Building Highly Effective Teams


A consistent challenge stated by Chief Operating Officers (COOs) is their continuous endeavour to ensure that all of their managers, supervisors and crews are aligned to common goals. Moreover, do they to have the capability and tools to achieve the objectives? Indeed, this leadership group often tells us that many of their people fail to deliver the expected ‘results through teams’ as they are not performing at the required level. Read on or download the whitepaper . High_Performance_Teams.jpg


Building Highly Effective Teams is way beyond an annual trip to the jungle and playing ‘Survivor’ with your work colleagues. Highly Effective Teams (sometimes referred to as high-performance teams or even best practice teams) have 8 equally important characteristics and any weakness in any of these will erode your chances of implementing the strategy and achieving the business goals. Being a Highly Effective Team is relevant for any work group with a common purpose, be that the senior leadership group, a project team, an operational/functional team, service or support team. It is also one of the key productivity improvement factors.

What is the difference between a group and a team?

  • A group is two or more individuals who share common interests or characteristics and whose members identify with each other.
  • A team goes further in that there is a stated purpose, there is a division of tasks, there is inter-dependence among members, there is structure and there is familiarity among members.

You may already be thinking of teams that you know or that you manage now that are highly effective and always achieve their goals. In your mind you may be comparing them to teams you know that struggle to hit their objectives. Why is that? Is it the team leader? Is it because the successful team gets all of the attention from the boss? Is it because one team gets all the resources? The answer is yes to all these questions, plus there is much more.
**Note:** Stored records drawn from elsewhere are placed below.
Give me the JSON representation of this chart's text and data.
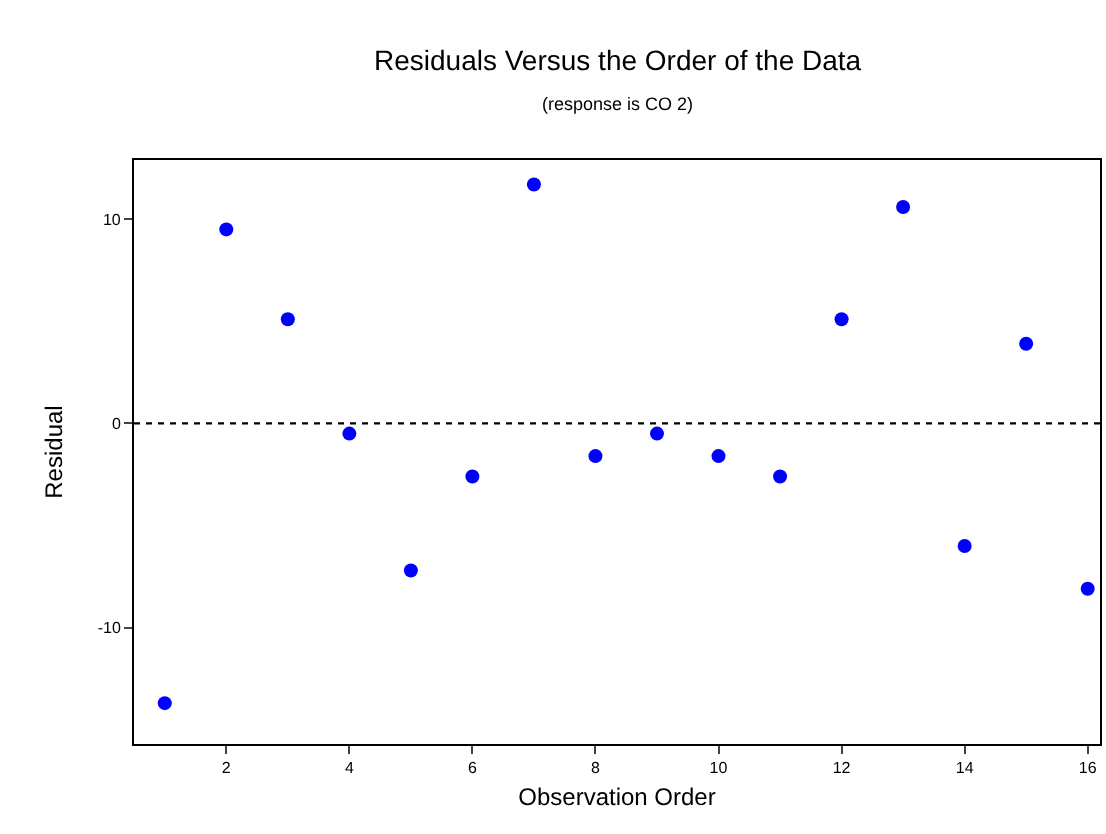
{
  "chart_data": {
    "type": "scatter",
    "title": "Residuals Versus the Order of the Data",
    "subtitle": "(response is CO 2)",
    "xlabel": "Observation Order",
    "ylabel": "Residual",
    "x": [
      1,
      2,
      3,
      4,
      5,
      6,
      7,
      8,
      9,
      10,
      11,
      12,
      13,
      14,
      15,
      16
    ],
    "series": [
      {
        "color": "#0000ff",
        "values": [
          -13.7,
          9.5,
          5.1,
          -0.5,
          -7.2,
          -2.6,
          11.7,
          -1.6,
          -0.5,
          -1.6,
          -2.6,
          5.1,
          10.6,
          -6.0,
          3.9,
          -8.1
        ]
      }
    ],
    "xlim": [
      0.5,
      16.2
    ],
    "xticks": [
      2,
      4,
      6,
      8,
      10,
      12,
      14,
      16
    ],
    "ylim": [
      -15.7,
      12.9
    ],
    "yticks": [
      -10,
      0,
      10
    ],
    "ref_lines": [
      {
        "axis": "y",
        "value": 0,
        "line_style": "dotted",
        "color": "#000000"
      }
    ],
    "marker": "circle"
  }
}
Characteristics of Effective Teams: All 8 characteristics need to consistently ‘score’ highly:

  • Situation and Context – Do all members know the reason for the team to exist and the relativity of team objectives?
  • Mission – Are all objectives stated and are the outcomes clear to all?
  • Staff and Skills – How many staff, what skills, experience and knowledge mix are required?
  • Systems and Processes – What formal and informal methods and tools is the team using for planning, executing, expediting and reviewing tasks and mission attainment?
  • Ownership – Do team members understand and accept the mission and do they desire to work with team members to achieve the results?
  • Firepower – Does the team have effective leadership, adequate resources, capital and support from senior managers?
  • Morale – This is usually a function of the other characteristics. Does the team have a high level of cohesion and the ability to deal with interpersonal conflict? If not, morale will be low and impact counterproductively.
  • Results – Is the team accomplishing its mission objectives? This is the measure of the team’s attainment of goals and progress and ultimately the contribution to the organisation’s achievement of its business and operational plans.
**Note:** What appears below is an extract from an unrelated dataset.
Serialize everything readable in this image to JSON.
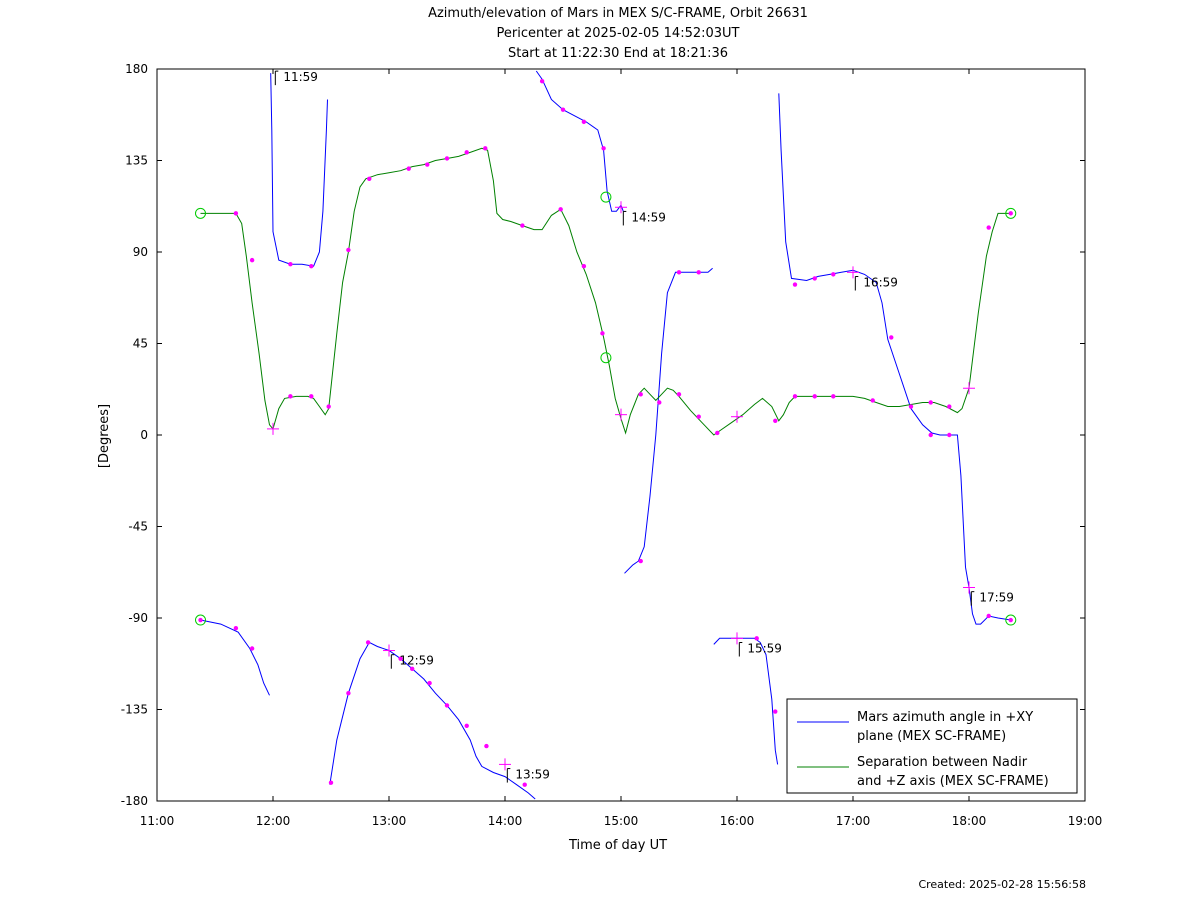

I recall a good example where a project team was not attaining their objectives. The business improvement team then applied this model, firstly as a diagnostic and then to implement improvements. The project team was a combination of managers, supervisors and consultants and the objective was to implement a maintenance and operations management system and to attain sustainable improvements in effective equipment utilisation. Halfway into the project, it was apparent that progress was not as planned. The diagnostic of the team revealed that although the COO had commissioned the project, he was not showing ongoing support. Furthermore, the functional director was also passive in support, even though she was the chairperson for the team. The team leader was experienced and capable but had been borrowed from another division and so had no ownership of the outcomes. The team members were capable and dedicated, but they often struggled to see how they were ever going to make a difference to the overall effective utilisation of their plant and equipment.

You can probably figure it out for yourself where the negative impact on team performance was coming from. The analysis revealed that situation and context, systems and processes, firepower and results all ‘scored’ significantly low and were identified as the root causes. The project team made a number of adjustments and before too long, the team became highly effective and achieved their objectives consistently. Imagine if they had applied the model right from the start. Or worse, imagine if they had gone through the entire project without making any adjustments!